Endorsement: Hubbard and Murray for Greenport Village Board

Last Thursday night’s Greenport candidates’ forum sponsored by The Suffolk Times revealed why villagers would be well served by choosing George Hubbard Jr. and David Murray as trustees when they go to the polls next Tuesday, March 15.

Mr. Hubbard has emerged as a thoughtful voice on the Village Board, demonstrating that he does his homework and puts in the necessary long hours not only to bring ideas to the table, but to shepherd them through to completion.

David Murray took the reins of the Historic Preservation Commission two years ago when very capable veterans were dropped because they lacked village residency. In his hands, the commission has continued to be a vital force in protecting the historic nature of Greenport. Mr. Murray understands how to achieve balance between the concerns of those who fear that expanding the historic district to the entire village could be costly for residents who want to make changes to their property and the interests of maintaining architectural integrity.

Our concern with former trustee Bill Swiskey comes down to temperament. He clearly cares passionately about the village in which he has lived most of his life. But he also demonstrates what has become obvious in recent years: He’d rather fight than legislate.

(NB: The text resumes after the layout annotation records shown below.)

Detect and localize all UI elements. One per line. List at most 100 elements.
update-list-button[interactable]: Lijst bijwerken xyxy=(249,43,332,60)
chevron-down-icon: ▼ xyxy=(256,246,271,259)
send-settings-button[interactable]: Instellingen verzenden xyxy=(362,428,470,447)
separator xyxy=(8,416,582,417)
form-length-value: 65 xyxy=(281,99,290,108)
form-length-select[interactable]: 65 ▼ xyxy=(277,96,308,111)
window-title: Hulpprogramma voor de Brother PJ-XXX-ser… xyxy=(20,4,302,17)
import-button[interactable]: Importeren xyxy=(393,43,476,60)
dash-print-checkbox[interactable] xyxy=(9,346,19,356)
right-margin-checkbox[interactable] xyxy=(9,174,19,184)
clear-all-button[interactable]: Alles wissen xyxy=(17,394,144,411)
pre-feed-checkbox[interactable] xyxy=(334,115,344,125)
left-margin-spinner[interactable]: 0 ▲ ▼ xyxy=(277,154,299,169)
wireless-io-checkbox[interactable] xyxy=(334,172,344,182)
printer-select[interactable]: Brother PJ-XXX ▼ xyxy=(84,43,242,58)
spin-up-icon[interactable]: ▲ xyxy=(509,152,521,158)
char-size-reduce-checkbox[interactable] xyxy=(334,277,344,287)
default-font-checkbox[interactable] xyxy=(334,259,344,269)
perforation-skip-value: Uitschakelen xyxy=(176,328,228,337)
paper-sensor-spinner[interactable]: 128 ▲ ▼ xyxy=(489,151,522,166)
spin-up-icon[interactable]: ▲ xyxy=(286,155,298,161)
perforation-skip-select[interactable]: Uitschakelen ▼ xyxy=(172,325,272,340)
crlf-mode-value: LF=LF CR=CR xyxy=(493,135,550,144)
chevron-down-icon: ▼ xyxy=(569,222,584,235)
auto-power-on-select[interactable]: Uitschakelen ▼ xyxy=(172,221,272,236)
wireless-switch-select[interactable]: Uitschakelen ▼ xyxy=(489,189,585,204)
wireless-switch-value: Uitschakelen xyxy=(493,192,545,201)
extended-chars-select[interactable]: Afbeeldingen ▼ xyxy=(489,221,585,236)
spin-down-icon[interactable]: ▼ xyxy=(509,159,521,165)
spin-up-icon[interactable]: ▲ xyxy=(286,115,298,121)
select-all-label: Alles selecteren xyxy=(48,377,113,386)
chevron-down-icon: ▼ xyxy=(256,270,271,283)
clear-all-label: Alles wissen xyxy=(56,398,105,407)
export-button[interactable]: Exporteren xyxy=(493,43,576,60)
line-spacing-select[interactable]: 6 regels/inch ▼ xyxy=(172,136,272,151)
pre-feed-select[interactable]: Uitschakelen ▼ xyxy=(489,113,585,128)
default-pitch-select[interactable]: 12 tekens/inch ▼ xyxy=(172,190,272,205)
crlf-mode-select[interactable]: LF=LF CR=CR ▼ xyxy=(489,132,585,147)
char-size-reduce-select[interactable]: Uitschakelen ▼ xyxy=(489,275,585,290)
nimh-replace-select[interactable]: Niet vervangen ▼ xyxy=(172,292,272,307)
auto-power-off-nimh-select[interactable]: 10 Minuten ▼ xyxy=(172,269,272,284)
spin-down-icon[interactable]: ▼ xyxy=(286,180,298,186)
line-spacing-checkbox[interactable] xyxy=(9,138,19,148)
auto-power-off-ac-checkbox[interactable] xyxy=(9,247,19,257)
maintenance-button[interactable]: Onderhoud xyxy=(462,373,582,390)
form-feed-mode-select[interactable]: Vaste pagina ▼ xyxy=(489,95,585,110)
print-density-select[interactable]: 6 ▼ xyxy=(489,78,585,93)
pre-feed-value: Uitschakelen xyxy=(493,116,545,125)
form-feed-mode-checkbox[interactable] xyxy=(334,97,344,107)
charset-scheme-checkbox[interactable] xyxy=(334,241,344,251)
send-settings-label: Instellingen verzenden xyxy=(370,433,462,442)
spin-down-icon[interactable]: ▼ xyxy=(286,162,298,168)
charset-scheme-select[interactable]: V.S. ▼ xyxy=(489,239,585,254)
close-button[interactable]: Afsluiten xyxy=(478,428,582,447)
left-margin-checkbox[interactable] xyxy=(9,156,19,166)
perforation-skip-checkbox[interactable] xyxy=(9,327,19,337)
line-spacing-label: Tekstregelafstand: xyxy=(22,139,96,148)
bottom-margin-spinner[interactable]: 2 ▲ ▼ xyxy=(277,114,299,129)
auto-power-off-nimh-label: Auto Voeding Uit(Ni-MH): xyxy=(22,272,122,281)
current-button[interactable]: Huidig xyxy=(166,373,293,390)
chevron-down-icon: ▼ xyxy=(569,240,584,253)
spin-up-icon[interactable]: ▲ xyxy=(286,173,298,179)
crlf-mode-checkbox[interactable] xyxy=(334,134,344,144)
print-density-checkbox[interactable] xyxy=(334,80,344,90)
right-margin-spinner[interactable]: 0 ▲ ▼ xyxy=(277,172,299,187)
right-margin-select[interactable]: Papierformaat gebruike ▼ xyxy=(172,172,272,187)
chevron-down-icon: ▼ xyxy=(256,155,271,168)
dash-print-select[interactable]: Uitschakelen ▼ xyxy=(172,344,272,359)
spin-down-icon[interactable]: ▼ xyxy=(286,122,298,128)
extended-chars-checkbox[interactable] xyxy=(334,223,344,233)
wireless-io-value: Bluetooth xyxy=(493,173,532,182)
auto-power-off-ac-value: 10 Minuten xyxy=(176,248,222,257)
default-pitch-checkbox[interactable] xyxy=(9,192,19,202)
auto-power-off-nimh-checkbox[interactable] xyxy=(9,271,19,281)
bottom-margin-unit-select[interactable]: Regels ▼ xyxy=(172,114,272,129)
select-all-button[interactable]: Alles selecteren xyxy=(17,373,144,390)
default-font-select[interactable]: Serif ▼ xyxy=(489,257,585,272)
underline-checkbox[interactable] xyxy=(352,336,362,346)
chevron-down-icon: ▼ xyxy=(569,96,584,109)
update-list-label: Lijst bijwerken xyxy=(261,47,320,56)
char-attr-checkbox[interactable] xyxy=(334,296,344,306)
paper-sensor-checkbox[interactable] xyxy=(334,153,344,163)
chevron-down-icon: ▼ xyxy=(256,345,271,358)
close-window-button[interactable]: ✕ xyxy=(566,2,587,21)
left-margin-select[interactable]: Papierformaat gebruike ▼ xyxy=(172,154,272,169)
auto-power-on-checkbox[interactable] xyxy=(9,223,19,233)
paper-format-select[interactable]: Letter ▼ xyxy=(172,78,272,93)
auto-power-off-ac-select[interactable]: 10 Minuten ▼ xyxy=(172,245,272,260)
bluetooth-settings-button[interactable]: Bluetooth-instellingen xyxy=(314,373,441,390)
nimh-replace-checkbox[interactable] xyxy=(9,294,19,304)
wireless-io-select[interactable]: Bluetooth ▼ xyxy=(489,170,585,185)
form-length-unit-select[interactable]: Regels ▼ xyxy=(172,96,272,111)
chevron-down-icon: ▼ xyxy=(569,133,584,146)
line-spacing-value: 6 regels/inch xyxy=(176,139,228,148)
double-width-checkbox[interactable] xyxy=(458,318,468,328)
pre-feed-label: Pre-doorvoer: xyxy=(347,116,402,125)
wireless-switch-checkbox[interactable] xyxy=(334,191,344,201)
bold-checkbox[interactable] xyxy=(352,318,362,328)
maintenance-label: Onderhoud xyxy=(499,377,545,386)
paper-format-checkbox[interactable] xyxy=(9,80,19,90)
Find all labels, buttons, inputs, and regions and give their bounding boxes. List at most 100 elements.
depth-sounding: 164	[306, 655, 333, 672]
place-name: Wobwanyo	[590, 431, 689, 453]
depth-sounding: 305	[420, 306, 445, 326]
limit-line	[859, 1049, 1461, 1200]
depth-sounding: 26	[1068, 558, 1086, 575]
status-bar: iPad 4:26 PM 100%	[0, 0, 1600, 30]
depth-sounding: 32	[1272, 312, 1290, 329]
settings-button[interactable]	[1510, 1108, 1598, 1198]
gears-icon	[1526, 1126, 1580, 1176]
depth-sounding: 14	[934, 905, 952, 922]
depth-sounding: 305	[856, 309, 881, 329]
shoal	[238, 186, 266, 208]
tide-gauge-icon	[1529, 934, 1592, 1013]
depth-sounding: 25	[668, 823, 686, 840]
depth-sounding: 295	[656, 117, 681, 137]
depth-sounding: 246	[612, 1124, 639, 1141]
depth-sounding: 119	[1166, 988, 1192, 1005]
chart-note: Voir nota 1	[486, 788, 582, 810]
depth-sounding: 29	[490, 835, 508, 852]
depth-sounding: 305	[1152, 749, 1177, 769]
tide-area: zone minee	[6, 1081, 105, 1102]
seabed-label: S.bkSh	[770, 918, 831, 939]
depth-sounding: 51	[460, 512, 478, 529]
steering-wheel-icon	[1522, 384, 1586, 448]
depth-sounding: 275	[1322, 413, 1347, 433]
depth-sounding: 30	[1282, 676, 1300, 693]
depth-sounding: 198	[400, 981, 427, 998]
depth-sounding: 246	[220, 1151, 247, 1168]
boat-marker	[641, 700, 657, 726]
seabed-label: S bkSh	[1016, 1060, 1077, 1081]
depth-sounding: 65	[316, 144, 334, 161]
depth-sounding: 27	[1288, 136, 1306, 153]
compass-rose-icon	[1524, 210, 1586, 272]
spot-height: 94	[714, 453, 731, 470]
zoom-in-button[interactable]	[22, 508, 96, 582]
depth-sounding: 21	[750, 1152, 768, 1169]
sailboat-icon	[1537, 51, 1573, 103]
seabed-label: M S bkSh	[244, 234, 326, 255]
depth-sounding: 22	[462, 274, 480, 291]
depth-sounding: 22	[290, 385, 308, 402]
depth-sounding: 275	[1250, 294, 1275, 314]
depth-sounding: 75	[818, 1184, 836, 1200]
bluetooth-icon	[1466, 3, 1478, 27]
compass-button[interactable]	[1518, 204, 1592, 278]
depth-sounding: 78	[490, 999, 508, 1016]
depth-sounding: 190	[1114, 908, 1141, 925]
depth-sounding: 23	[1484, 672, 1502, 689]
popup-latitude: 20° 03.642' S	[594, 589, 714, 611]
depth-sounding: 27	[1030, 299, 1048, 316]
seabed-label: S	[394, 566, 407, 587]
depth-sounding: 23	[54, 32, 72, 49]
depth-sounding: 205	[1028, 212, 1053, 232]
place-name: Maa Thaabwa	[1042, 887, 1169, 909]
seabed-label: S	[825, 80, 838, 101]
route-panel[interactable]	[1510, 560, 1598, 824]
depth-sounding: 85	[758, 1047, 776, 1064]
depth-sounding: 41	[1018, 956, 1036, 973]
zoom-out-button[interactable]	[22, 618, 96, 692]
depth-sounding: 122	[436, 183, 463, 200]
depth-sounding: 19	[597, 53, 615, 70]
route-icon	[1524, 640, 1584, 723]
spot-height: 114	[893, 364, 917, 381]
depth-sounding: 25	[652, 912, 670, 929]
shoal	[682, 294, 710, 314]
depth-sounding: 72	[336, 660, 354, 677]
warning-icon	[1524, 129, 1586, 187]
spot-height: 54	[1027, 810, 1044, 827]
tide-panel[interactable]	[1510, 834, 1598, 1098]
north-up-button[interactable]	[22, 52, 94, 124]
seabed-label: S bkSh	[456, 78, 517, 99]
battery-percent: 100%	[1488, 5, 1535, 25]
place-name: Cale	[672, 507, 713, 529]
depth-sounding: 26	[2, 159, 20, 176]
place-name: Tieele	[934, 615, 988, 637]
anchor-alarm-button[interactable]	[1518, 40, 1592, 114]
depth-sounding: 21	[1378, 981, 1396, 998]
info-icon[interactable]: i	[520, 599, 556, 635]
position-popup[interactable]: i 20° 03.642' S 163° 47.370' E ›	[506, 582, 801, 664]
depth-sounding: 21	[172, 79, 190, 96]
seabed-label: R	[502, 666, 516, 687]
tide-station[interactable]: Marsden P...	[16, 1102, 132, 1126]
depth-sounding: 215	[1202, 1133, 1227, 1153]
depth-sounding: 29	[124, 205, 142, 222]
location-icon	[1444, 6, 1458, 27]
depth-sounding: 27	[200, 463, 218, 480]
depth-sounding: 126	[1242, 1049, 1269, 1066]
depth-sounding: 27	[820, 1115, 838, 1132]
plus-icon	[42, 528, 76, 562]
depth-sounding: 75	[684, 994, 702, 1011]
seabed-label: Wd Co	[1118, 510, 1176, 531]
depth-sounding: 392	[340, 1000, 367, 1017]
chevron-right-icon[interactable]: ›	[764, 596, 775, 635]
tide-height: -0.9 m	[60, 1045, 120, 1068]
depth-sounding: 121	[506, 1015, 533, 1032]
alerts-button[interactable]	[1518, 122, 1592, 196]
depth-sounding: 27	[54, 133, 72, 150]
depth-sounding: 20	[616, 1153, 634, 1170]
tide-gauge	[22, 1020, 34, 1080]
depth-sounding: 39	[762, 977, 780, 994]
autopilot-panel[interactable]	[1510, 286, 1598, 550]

Sometimes putting a proverbial fox in the henhouse can help keep everyone on their toes. But during the year Mr. Swiskey served on the Village Board, he was more disruptive than constructive. He’s quick to quote figures, but they’re often out of context, and even when presented with information disputing his claims, he holds firm to his original opinions.

Mayor David Nyce has no opposition and, short of an unexpected write-in vote, will continue at Village Hall for another four years. He demonstrated last week that he, too, has grown in the job, is fully aware of the many challenges the village faces and has the will and energy to address them.

Running a small government isn’t easy under the best conditions. And in tough times, especially, the community needs a Village Board working under the understanding that the common welfare must outweigh and overshadow personal differences and disputes. We’re not suggesting that every meeting must be filled with sweetness and light. Board members will debate, argue and sometimes fight, but all that energy needs to be focused on goals. That’s making a great village even better.